# Node-Red Kommunikation mit S7-300



## DeltaMikeAir (9 März 2018)

Guten Morgen zusammen,

ich habe bei mir Node-Red auf einem Windows 7 PC Node-Red in der aktuellen Version zum laufen gebracht.
Ich möchte nun auf eine S7 Steuerung zugreifen und habe mir bereits den Hilscher Treiber S7Comm integriert ( verfügbar auf GitHub )

Da ich absoluter Anfänger mit RedNode bin wollte ich fragen, ob schon mal jemand einen Zugriff umgesetzt habe.




Ich habe eine lesende Variable und eine schreibende Variable angelegt. Die lesende ist ein Taktmerker ( M0.7 )
und die schreibende  M10.7
Verbunden ist der PC <=> CPU mittels Profinet. Sobald ich die CPU einschalte, welchselt der Zustand auch auf connected
aber an der zu schreibenden Variable ändert sich nichts ( auch nicht ein Byte drüber oder drunter ).

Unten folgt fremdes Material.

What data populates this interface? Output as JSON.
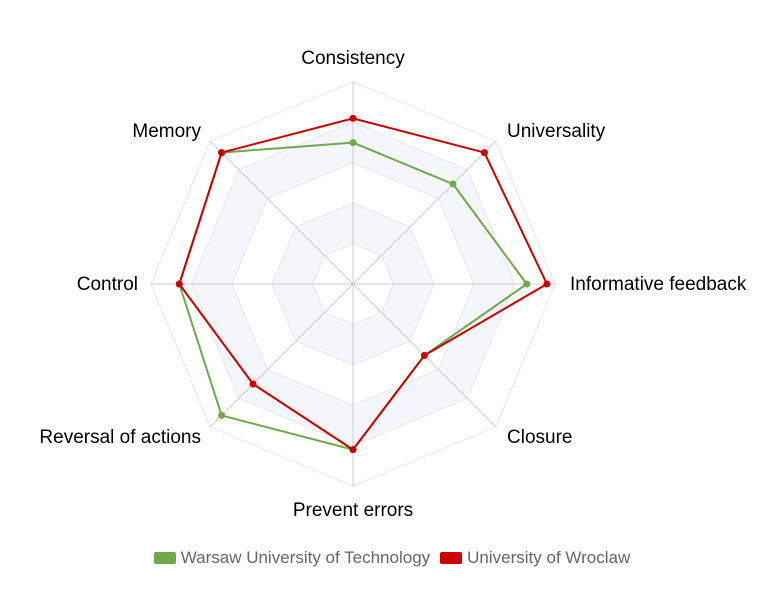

Hat vielleicht schon jemand NodeRed eingesetzt und mit einer S7 verbunden.

Ich bin für jeden Hinweis dankbar


----------



## Lars Weiß (9 März 2018)

zeig mal die Node-Properties von read und write


----------



## DeltaMikeAir (9 März 2018)

Hallo Lars,

hier die Einstellungen. Es steht jetzt alles auf disconnect da ich meine Steuerung nicht da habe.





Noch eine weitere Frage, kann man später den Online Live Status in Node-Red sehen ( also Taktmerker da / nicht da )
oder muss ich dazu noch ein Debug Feld reinziehen.


----------



## Lars Weiß (9 März 2018)

Ich benutze den anderen S7-Treiber (n[FONT=&quot]ode-red-contrib-s7), mit dem funktioniert das

[/FONT]

[FONT=&quot]
[/FONT]


----------



## DeltaMikeAir (9 März 2018)

Hallo Lars, danke für deine Antwort. Ich habe die Node-Red-Contrib-S7 gerade mal installiert.
Ich werde es am Wochenende dann probieren.

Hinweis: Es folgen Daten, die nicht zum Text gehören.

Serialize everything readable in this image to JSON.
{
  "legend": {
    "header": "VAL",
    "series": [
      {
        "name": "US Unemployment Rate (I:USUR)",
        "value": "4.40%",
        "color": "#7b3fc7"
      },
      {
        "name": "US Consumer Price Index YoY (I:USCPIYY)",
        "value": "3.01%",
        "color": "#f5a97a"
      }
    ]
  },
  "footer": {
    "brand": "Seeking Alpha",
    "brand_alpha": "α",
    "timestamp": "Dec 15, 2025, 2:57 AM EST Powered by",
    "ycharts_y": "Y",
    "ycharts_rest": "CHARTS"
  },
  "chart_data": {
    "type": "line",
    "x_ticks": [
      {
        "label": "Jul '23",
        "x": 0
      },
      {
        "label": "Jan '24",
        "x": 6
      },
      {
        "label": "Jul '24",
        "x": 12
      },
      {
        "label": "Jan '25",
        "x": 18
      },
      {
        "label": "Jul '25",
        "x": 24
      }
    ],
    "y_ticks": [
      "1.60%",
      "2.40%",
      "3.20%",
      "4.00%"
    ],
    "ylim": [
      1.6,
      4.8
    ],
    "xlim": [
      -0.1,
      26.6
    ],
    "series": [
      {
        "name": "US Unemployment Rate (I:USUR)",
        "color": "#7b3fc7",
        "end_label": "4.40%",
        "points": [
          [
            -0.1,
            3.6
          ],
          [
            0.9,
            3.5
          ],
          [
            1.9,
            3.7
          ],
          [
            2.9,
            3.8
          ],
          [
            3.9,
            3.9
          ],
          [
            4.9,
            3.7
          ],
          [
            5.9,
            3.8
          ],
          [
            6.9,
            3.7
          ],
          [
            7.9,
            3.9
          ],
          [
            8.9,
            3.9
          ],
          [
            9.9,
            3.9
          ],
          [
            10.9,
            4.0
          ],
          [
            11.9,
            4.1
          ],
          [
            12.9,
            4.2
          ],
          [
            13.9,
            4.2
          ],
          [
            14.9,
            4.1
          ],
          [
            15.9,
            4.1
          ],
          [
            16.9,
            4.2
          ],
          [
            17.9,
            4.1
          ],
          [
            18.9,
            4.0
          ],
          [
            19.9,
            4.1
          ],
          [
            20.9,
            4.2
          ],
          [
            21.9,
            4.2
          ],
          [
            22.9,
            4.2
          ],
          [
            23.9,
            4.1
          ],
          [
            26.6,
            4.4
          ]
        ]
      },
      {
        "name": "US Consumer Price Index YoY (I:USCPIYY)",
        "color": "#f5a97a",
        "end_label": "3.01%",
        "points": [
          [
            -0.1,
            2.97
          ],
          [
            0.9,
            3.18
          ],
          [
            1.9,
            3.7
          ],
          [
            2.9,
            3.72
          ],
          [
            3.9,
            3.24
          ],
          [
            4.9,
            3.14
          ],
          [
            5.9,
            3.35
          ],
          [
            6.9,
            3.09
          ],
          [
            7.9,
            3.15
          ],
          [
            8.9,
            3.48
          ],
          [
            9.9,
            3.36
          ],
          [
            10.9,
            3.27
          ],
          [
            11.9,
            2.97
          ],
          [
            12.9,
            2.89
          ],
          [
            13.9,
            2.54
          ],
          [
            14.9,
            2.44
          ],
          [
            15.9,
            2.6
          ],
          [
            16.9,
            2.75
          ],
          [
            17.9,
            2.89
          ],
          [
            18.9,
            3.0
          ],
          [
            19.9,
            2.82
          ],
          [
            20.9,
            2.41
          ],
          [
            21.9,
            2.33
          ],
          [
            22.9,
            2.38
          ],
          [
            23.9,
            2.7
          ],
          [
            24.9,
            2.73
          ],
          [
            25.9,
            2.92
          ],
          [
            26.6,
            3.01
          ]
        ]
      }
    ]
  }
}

Eine Frage noch. Ich starte Node-Red in der Powershell. Wie kann ich diese beenden ( außer über dass Windows X )
Oder muss / kann ich dies über dass Web Interface machen.


----------



## Lars Weiß (9 März 2018)

Kann ich dir nicht sagen, bei mir läuft das auf einem OrangePiOne


----------



## DeltaMikeAir (9 März 2018)

Ok, ich muss mich mal durchlesen, wie man Projekte speichert, rückspielt bzw. zum Beispiel mal S7 getriggert eine Email verschicken.

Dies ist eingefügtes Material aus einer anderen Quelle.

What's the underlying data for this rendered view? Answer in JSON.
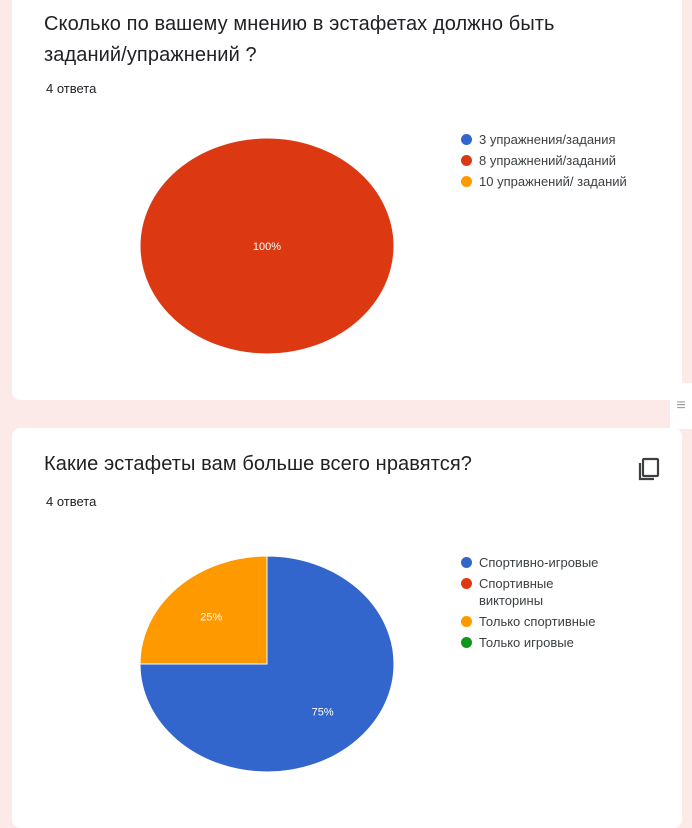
{
  "questions": [
    {
      "title": "Сколько по вашему мнению в эстафетах должно быть заданий/упражнений ?",
      "answers_count": "4 ответа",
      "legend": [
        {
          "label": "3 упражнения/задания",
          "color": "#3366cc"
        },
        {
          "label": "8 упражнений/заданий",
          "color": "#dc3912"
        },
        {
          "label": "10 упражнений/ заданий",
          "color": "#ff9900"
        }
      ],
      "pie_labels": [
        "100%"
      ],
      "chart_data": {
        "type": "pie",
        "categories": [
          "3 упражнения/задания",
          "8 упражнений/заданий",
          "10 упражнений/ заданий"
        ],
        "values": [
          0,
          100,
          0
        ],
        "colors": [
          "#3366cc",
          "#dc3912",
          "#ff9900"
        ]
      }
    },
    {
      "title": "Какие эстафеты вам больше всего нравятся?",
      "answers_count": "4 ответа",
      "copy_icon": "copy-icon",
      "legend": [
        {
          "label": "Спортивно-игровые",
          "color": "#3366cc"
        },
        {
          "label": "Спортивные викторины",
          "color": "#dc3912"
        },
        {
          "label": "Только спортивные",
          "color": "#ff9900"
        },
        {
          "label": "Только игровые",
          "color": "#109618"
        }
      ],
      "pie_labels": [
        "75%",
        "25%"
      ],
      "chart_data": {
        "type": "pie",
        "categories": [
          "Спортивно-игровые",
          "Спортивные викторины",
          "Только спортивные",
          "Только игровые"
        ],
        "values": [
          75,
          0,
          25,
          0
        ],
        "colors": [
          "#3366cc",
          "#dc3912",
          "#ff9900",
          "#109618"
        ]
      }
    }
  ],
  "divider_icon": "drag-handle-icon"
}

Bist du schon mal auf ein gutes PDF gestoßen, welches das Ganze für Einsteiger erklärt. Ich habe schon zig im Web gefunden,
doch ich bräuchte wirklich mal die Grundlagen ( installieren, Fehlersuche, mögliche Funktionen ).


Mein Problem ist letztendlich immer wieder die fehlende Zeit


----------



## AndreasKo (8 August 2018)

Hi, 

Ich nutze den Node-red-Control-s7 auch, jedoch schreibt bei mir trotz online Node-red „no response from plc, restartting communication“. 

Gruß 
Andreas


----------



## franzl (23 November 2018)

Moin,

wie ist denn die Syntax für die Variablen bei node-contrib-S7 für die Bereiche (A,E,D,M,T,Z) und Formate (Bit, Byte, Int, Word, DWord, Dint, Real)? Ich finde dazu keine Information.


----------



## DeltaMikeAir (23 November 2018)

> wie ist denn die Syntax für die Variablen bei node-contrib-S7 für die  Bereiche (A,E,D,M,T,Z) und Formate (Bit, Byte, Int, Word, DWord, Dint,  Real)? Ich finde dazu keine Information.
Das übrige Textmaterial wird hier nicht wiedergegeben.